Je ne serai pas un trois-quart président.
Abdelaziz Bouteflika
L’Algérien Abdelaziz Bouteflika, qui régna sur El Djazair durant deux décennies entières, navigua entre des opportunités manquées et des échecs retentissants. Son passage, marqué par une réconciliation inachevée, une crise socio-économique perpétuelle et un système politique en désarroi, illustre toutes les difficultés pour parachever la construction de l’État-nation.
L’histoire, se rappelle de lui comme le premier à ouvrir la voie de la politique souterraine, en offrant secrètement le pouvoir à Ben Bella, un acte fondateur qui préside désormais aux destinées de la nation algérienne. Cette manœuvre politicienne inaugura une nouvelle ère, celle de la domination silencieuse et des tractations secrètes, qui allait marquer durablement le paysage politique du pays.
Bouteflika nourrissait le rêve grandiose de marquer l’histoire de son empreinte indélébile, aspirant à devenir le patriarche du peuple, à l’image de ses illustres prédécesseurs, dont l’ombre tutélaire planait sur son parcours. Ayant gravé dans la mémoire collective ses années de loyaux services diplomatiques, son retour aux affaires du pays, à la fin de la décennie noire, évoquait l’image rassurante d’une époque glorieuse, contrastant avec les années de cendres et de sang de la guerre civile.
Écarté jadis des cercles du pouvoir, contraint à l’exil dans des contrées lointaines, Bouteflika revient auréolé d’une popularité sans égale, mais habité par une soif inextinguible de revanche contre ceux qui l’avaient éloigné de la succession. De retour triomphal, il se déclara l’incarnation même de l’Algérie, un verbe audacieux affirmant sa pleine identification avec le peuple algérien tout entier.
Sa popularité, autrefois ancrée solidement sur les vagues opulentes des prix pétroliers prospères et la paix civile habilement négociée, commença à se dissoudre sous le poids des espoirs non comblés.

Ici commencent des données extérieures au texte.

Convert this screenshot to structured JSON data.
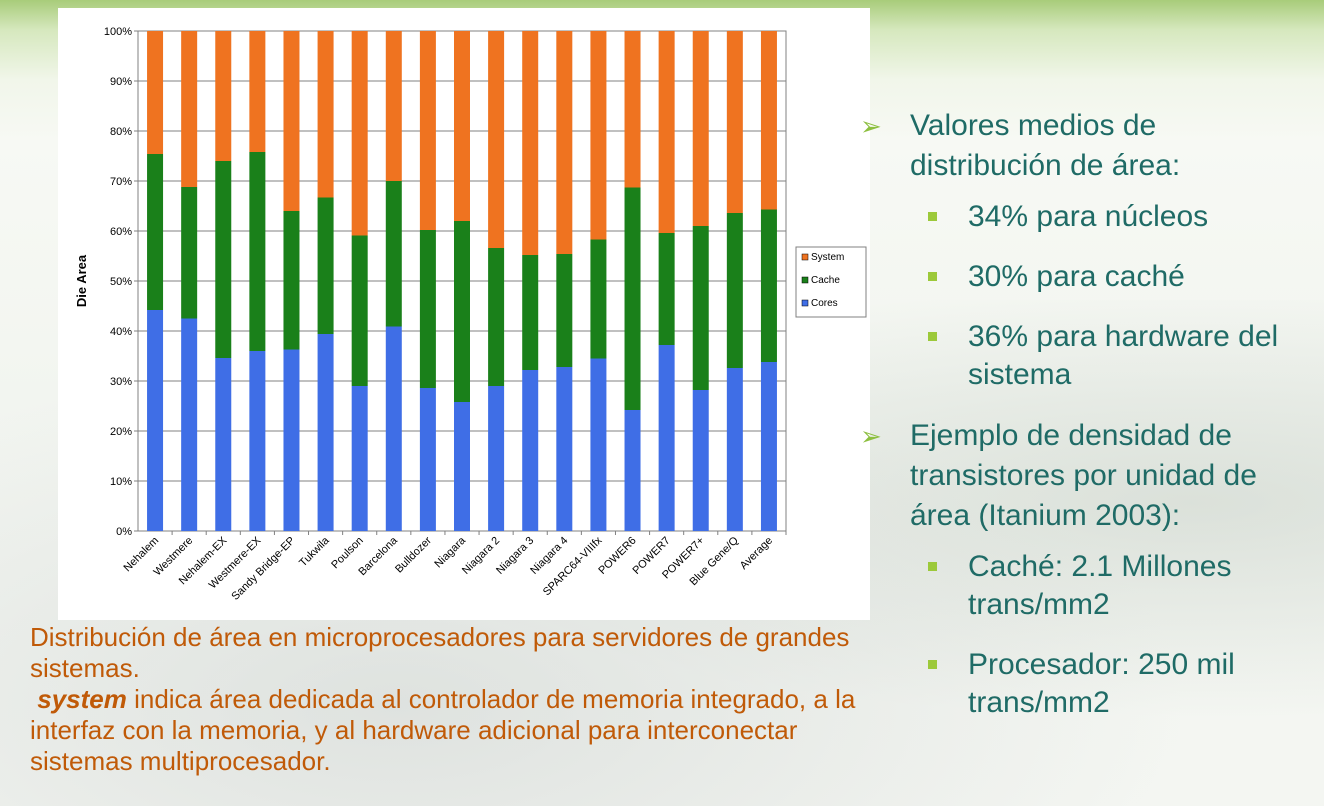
{
  "chart_data": {
    "type": "bar",
    "stacked": true,
    "orientation": "vertical",
    "ylabel": "Die Area",
    "xlabel": "",
    "ylim": [
      0,
      100
    ],
    "yticks": [
      "0%",
      "10%",
      "20%",
      "30%",
      "40%",
      "50%",
      "60%",
      "70%",
      "80%",
      "90%",
      "100%"
    ],
    "grid": true,
    "legend": "right",
    "categories": [
      "Nehalem",
      "Westmere",
      "Nehalem-EX",
      "Westmere-EX",
      "Sandy Bridge-EP",
      "Tukwila",
      "Poulson",
      "Barcelona",
      "Bulldozer",
      "Niagara",
      "Niagara 2",
      "Niagara 3",
      "Niagara 4",
      "SPARC64-VIIIfx",
      "POWER6",
      "POWER7",
      "POWER7+",
      "Blue Gene/Q",
      "Average"
    ],
    "series": [
      {
        "name": "Cores",
        "color": "#3f6ee6",
        "values": [
          44.2,
          42.5,
          34.6,
          36.0,
          36.3,
          39.4,
          29.0,
          40.9,
          28.6,
          25.8,
          29.0,
          32.2,
          32.8,
          34.5,
          24.2,
          37.2,
          28.2,
          32.6,
          33.8
        ]
      },
      {
        "name": "Cache",
        "color": "#1a801a",
        "values": [
          31.2,
          26.3,
          39.4,
          39.8,
          27.7,
          27.3,
          30.1,
          29.1,
          31.6,
          36.2,
          27.6,
          23.0,
          22.6,
          23.8,
          44.5,
          22.4,
          32.8,
          31.0,
          30.5
        ]
      },
      {
        "name": "System",
        "color": "#ef7320",
        "values": [
          24.6,
          31.2,
          26.0,
          24.2,
          36.0,
          33.3,
          40.9,
          30.0,
          39.8,
          38.0,
          43.4,
          44.8,
          44.6,
          41.7,
          31.3,
          40.4,
          39.0,
          36.4,
          35.7
        ]
      }
    ]
  },
  "caption": {
    "line1": "Distribución de área en microprocesadores para servidores de grandes sistemas.",
    "keyword": "system",
    "line2": " indica área dedicada al controlador de memoria integrado, a la interfaz con la memoria, y al hardware adicional para interconectar sistemas multiprocesador."
  },
  "bullets": {
    "b1": "Valores medios de distribución de área:",
    "b1_sub": [
      "34% para núcleos",
      "30% para caché",
      "36% para hardware del sistema"
    ],
    "b2": "Ejemplo de densidad de transistores por unidad de área (Itanium 2003):",
    "b2_sub": [
      "Caché: 2.1 Millones trans/mm2",
      "Procesador: 250 mil trans/mm2"
    ]
  },
  "colors": {
    "caption": "#c05a08",
    "bullet_text": "#1f6b66",
    "arrow": "#8cbf3f",
    "square": "#9cc93a"
  }
}
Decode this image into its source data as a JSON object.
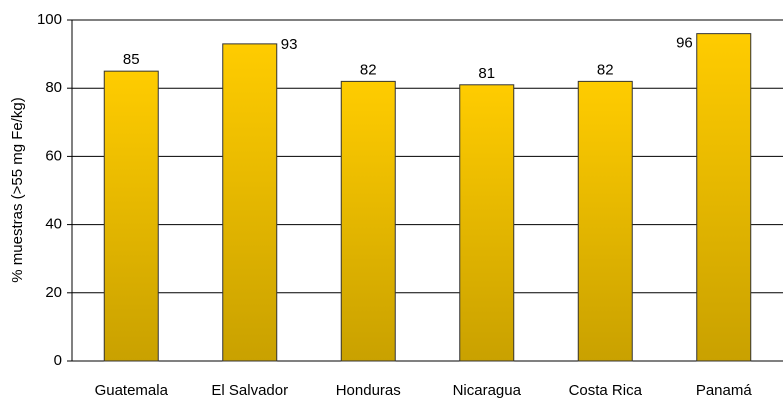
{
  "chart_data": {
    "type": "bar",
    "y_label": "% muestras (>55 mg Fe/kg)",
    "categories": [
      "Guatemala",
      "El Salvador",
      "Honduras",
      "Nicaragua",
      "Costa Rica",
      "Panamá"
    ],
    "values": [
      85,
      93,
      82,
      81,
      82,
      96
    ],
    "color": "#ffcc00",
    "ylim": [
      0,
      100
    ],
    "yticks": [
      0,
      20,
      40,
      60,
      80,
      100
    ],
    "grid": true
  }
}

Bouteflika, en délicat duel avec les généraux janviéristes et animé par un désir brûlant de marquer l’histoire de son empreinte indélébile, se transforma en un maître du pouvoir et des intrigues, détournant ainsi les nobles idéaux d’un visionnaire d’État vers les méandres des machinations et des desseins personnels.
Le mépris qu’il afficha pour la société civile et les médias, creusant un fossé béant entre lui et son peuple, et sa propension à favoriser des hommes d’affaires cupides, ont précipité sa chute. Fort de revenus pétroliers colossaux, il prenait des décisions sans consulter, muselant toute l’opposition, même celle au sein de l’institution militaire et méprisant ceux qui osaient se dresser contre lui.
Ce comportement autocratique retarda inéluctablement tous les projets de réformes politiques, institutionnelles et économiques. L’absence totale d’une diplomatie active devint plus criante encore après l’accident vasculaire cérébral qui l’affaiblit considérablement, laissant libre cours aux querelles intestines entre les factions rivales de son entourage.
La volonté de briguer un cinquième mandat déclencha des manifestations populaires massives, exigeant davantage de démocratie, ce qui le contraignit à se retirer du pouvoir dans l’humiliation.
Durant ces vingt années, ses ambitions personnelles et les aspirations de l’État algérien restèrent inassouvies. L’accumulation des occasions manquées fut telle que les institutions de l’État, jadis robustes, se trouvèrent dans un état de faiblesse, de division et de discrédit sans précédent.
Parti sans être tenu pour responsable des errances de son règne, Bouteflika emporta avec lui une myriade de secrets, érodant encore davantage la confiance du peuple en ses dirigeants. Certains observateurs, en quête de lumière, mettent en garde contre la tentation de lui imputer tous les maux de l’Algérie. Ils rappellent que ses premiers mandats avaient élargi les horizons de la liberté d’expression, inauguré d’ambitieux projets d’infrastructure, rehaussé le pouvoir d’achat et réduit le taux de chômage. Dans l’effort suprême qu’il consentit pour rétablir la paix, il affronta les véritables artisans de la décennie noire et la tempête menaçante qui risquait d’engloutir la nation, manquant de peu de perdre la vie lors de l’attentat à la bombe de Batna en septembre 2007.
Les vicissitudes, quoiqu’éclatantes sous son règne, ne prirent point naissance avec lui ; elles étaient le legs funeste d’une profondeur politique et économique enracinée dans les âges antérieurs à son ascension. Si, par une illusion fugace, la violence s’est évanouie de l’existence des Algériens, l’étreinte de fer avec laquelle le régime opère continue de sévir dans une Algérie enchaînée, soumise, silencieuse et éternellement patiente.